Monday, January 11, 2016

RIP David Bowie – The Man Who Sold the World

I don't normally do this sort of thing, write a tribute to a celebrity when they pass away. I think it's that if I don't know someone personally, it's hard to claim a claim a personal connection to them beyond the obvious connection between artist and audience. Maybe, it's that I spend so much time watching old movies, whenever someone from classic film dies, it's hard to feel bad to hear someone died who was blessed with a very long life. The only thing I know for sure is that the death of David Bowie has hit me a lot harder than these things normally do. 

Looking at Facebook and Twitter, the thing that jumps out at me is that people who are half my age or 20 years older are all feeling the same thing. I think what made David Bowie unique is that he was something of a chameleon. He always managed to stay relevant. Other artists re-invent themselves. Sometimes this is good, sometimes this bad, but it almost always seems contrived.

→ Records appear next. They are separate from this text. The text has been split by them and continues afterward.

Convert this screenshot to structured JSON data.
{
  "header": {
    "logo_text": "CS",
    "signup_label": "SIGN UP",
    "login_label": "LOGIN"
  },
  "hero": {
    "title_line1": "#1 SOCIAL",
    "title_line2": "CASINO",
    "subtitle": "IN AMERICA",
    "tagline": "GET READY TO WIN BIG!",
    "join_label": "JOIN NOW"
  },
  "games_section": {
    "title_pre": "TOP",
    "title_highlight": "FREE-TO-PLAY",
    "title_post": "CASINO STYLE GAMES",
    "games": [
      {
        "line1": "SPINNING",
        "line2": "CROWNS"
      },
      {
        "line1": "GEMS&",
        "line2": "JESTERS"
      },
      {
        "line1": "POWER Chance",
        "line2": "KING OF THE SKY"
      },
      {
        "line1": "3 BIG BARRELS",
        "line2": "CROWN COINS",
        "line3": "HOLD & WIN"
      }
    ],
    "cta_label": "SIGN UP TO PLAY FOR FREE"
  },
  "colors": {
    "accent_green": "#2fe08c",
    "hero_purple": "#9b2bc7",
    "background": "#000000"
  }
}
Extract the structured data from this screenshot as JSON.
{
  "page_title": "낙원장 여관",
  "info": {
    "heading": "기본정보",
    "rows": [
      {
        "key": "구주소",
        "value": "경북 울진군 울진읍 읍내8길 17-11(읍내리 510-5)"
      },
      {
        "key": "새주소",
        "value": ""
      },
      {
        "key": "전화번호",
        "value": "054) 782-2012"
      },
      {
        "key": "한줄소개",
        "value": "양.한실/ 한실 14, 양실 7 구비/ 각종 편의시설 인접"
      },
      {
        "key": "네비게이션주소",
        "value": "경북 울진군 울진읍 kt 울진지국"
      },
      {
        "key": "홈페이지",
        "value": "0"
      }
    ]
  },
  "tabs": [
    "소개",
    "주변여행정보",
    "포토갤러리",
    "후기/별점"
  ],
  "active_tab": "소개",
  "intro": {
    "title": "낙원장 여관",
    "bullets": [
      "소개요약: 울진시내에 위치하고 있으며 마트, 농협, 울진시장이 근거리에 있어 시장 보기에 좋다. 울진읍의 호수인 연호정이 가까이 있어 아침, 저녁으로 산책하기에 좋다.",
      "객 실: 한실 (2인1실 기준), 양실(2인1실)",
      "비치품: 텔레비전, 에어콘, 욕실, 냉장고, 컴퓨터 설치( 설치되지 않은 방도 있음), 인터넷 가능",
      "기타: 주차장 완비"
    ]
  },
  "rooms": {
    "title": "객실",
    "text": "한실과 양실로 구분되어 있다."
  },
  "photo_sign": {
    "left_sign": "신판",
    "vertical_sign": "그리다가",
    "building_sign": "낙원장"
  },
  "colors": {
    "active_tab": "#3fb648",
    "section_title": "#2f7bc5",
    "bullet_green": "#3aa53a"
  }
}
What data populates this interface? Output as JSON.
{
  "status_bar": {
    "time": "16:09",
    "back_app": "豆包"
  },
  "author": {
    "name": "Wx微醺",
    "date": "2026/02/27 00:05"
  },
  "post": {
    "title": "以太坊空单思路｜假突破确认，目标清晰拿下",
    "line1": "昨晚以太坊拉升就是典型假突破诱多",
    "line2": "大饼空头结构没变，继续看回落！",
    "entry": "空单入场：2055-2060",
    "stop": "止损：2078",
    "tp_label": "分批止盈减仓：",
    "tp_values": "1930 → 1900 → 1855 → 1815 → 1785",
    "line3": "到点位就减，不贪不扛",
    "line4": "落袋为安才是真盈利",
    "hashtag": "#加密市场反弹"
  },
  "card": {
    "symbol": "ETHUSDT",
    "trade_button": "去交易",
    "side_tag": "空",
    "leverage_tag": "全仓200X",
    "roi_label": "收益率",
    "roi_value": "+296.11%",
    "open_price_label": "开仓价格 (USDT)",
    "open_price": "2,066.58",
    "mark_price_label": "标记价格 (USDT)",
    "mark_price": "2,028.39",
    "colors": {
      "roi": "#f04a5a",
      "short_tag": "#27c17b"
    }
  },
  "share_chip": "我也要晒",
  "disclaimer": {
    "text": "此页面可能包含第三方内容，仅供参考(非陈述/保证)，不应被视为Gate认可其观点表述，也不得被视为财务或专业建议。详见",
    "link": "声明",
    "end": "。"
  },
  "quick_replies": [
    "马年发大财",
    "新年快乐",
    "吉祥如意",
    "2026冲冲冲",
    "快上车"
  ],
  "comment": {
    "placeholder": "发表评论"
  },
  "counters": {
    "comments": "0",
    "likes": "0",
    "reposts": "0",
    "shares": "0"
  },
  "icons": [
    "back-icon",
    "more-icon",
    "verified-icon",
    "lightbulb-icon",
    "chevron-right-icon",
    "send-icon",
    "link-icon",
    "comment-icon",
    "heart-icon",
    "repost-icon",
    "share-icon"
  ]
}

With David Bowie, it was more like he was continually evolving. No matter what he did, he could tap into whatever was happening musically and put out something that was uniquely his but still perfectly at home with what was going on at that moment.

I saw the news in a Facebook post over breakfast. What immediately went through my mind was something that happened on Saturday. My wife and I go to a dance club called, Club Sabbat. The music leans toward industrial, goth, and synth pop. In the back room (on nights when they have a back room), the DJs skew more retro with a mix of 80s music, things like Depeche Mode, The Cure, and Siouxsie and the Banshees, along with older stuff from bands like Convenant, Wolfscheim, and Nine Inch Nails. It's very mixed crowd, gay, straight, whatever falls in between, kids barely old enough get in the bar to people our age, 40s and 50s.

Anyway, it was late Saturday, after 1 am. We were getting ready to leave, when the DJ, put on Fame. What struck me was how well this song held up. Here was a song that was released 40 years ago, older than probably two thirds of the people in the club, yet everybody was digging on it, not because it was old, but because it was good, timeless.